Linear Local Forests

People from Stanford led by Stefan Wager (see my post about RF confidence interval) have come up with the so-called Linear Local Forest, which is actually very similar to the M5 approach. The idea is to instead of using the weights to fit a local average, they use them to fit a local linear regression, with a ridge penalty for regularization (see paper here). The authors have provided us with the grf package which implements the LLF approach in addition to several other extensions to random forest.

library(grf)
set.seed(1920202)
grf_fit<-ll_regression_forest(X=sample_train %>%
                                select(-dataset,-y) %>% as.matrix(), 
                              Y=sample_train$y, num.trees = 2000)

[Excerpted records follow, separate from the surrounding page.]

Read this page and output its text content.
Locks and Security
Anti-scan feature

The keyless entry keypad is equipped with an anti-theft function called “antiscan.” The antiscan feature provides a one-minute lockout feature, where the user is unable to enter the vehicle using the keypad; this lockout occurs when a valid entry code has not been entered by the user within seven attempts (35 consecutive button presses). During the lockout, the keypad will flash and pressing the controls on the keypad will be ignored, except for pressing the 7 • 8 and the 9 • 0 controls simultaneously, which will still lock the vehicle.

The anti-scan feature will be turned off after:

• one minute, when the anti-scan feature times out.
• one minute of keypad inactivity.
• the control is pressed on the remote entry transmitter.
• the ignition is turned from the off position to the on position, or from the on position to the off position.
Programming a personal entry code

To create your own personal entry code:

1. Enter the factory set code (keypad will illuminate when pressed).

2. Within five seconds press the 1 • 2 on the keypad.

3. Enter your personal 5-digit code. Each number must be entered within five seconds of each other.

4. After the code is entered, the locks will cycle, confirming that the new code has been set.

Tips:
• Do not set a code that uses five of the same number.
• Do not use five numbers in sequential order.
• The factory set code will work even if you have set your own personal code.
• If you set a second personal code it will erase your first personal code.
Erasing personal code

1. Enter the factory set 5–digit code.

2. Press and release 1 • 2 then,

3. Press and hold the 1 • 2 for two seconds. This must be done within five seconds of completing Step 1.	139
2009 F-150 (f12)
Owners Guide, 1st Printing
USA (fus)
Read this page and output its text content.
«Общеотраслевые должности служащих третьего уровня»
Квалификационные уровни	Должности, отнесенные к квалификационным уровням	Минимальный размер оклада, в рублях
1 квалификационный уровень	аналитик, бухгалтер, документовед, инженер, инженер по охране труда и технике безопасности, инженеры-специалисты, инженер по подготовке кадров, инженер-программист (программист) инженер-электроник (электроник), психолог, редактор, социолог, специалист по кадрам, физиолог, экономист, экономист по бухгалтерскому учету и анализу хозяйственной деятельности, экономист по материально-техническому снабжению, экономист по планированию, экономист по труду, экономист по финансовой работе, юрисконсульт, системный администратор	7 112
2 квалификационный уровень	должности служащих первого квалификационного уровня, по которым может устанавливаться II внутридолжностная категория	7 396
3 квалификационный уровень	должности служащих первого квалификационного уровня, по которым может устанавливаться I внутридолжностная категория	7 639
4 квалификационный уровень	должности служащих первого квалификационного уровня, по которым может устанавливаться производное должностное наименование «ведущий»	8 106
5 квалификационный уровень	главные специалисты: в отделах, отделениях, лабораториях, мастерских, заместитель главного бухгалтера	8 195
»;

create_predictions_df(grf_fit,sample_train,sample_test)  %>%
  ggplot()+
  geom_line(aes(x=x,y=predictions),color='orange')+
  geom_point(aes(x=x,y=y,color=dataset),shape=21)+
  ylab("y")+
  ggdark::dark_theme_bw()+
  labs(title="Linear Local Forest Regressor",
  subtitle = "Datasets with different range values for predictor variable")+
  guides(color=guide_legend(title="Dataset"))
LLF Results

Figure 8: LLF Results

Well, this is definitively better. However, despite LLF is performing better than standard Random Forest, the truth is that LLF was not designed with extrapolation in mind. So their performance on other more complex datasets could not be the same as in the figure above

Regression-Enhanced Random Forests

The approach was published in this paper in 2017 by people from Iowa State University. There, the authors propose a technique borrowed from the strengths of penalized parametric regression to give better results in extrapolation problems.

Specifically, there are two steps to the process:

  • run Lasso before Random Forest, 

  • train a Random Forest on the residuals from Lasso.

  • The final prediction value will be the sum of Lasso and Random Forest predictions.

The good performances reached by Regression-enhanced Forests are obtained by mixing the power of Linear Regression to learn linear relationships and the more sophisticated ability of Random Forest to approximate complex patterns observed in train data.

DISCLAIMER

To be honest, I wasn’t able to produce nice results using this approach. Since I have tried the ideas on a univariate dataset, the results did not seem better than using standalone regression. On the other hand, LASSO requires two predictor variables at least. So, I’m too lazy to adapt the code to use two predictors. 🤷

In any case you can try this python implementation by your own.

Just a few more words…

This post includes only toy examples for all the cases, certainly, we need to conduct a test on a more realistic dataset to get an idea of the real limitation of Random Forests and the actual benefits of the mentioned approaches. A clear conclusion is that Random Forests and other tree-based approaches are not always the way to go when dealing with regression problems. Moreover, If you’re interested in forecasting models, I’d suggest using other algorithms specifically designed for time-series data.

A similar situation arises in classification problems when new categories are observed during prediction. I’m not talking about outcome categories, but predictor categories. Random Forests and tree-based algorithms will be bound to observed categories (pretty obvious isn’t it) and when a new category arises, the algorithm will treat it as one of the already observed. It will be great if instead of choosing any arbitrary category value, the algorithm would be able of choosing the closest in terms of semantics. For now, the default option under these scenarios is to retrain the algorithm with new data…

More info here

[1] This post in Medium provides a much more detailed explanation of the limitation of Random Forest and the use of Regression Random Forest for tackling the issue.

[2] Learning with continuous classes by Ross Quinlan, an article discussing the M5 algorithm.

[3] A paper discussing a new approach called regression-enhanced random forests (RERFs).

[4] A medium post discussing a python implementation of regression-enhanced random forests (RERFs).

[5] Local Linear Forest, an approach from Stanford Group. (Arxiv paper.)

[6] GRF, an R package implementing Local Linear Forests.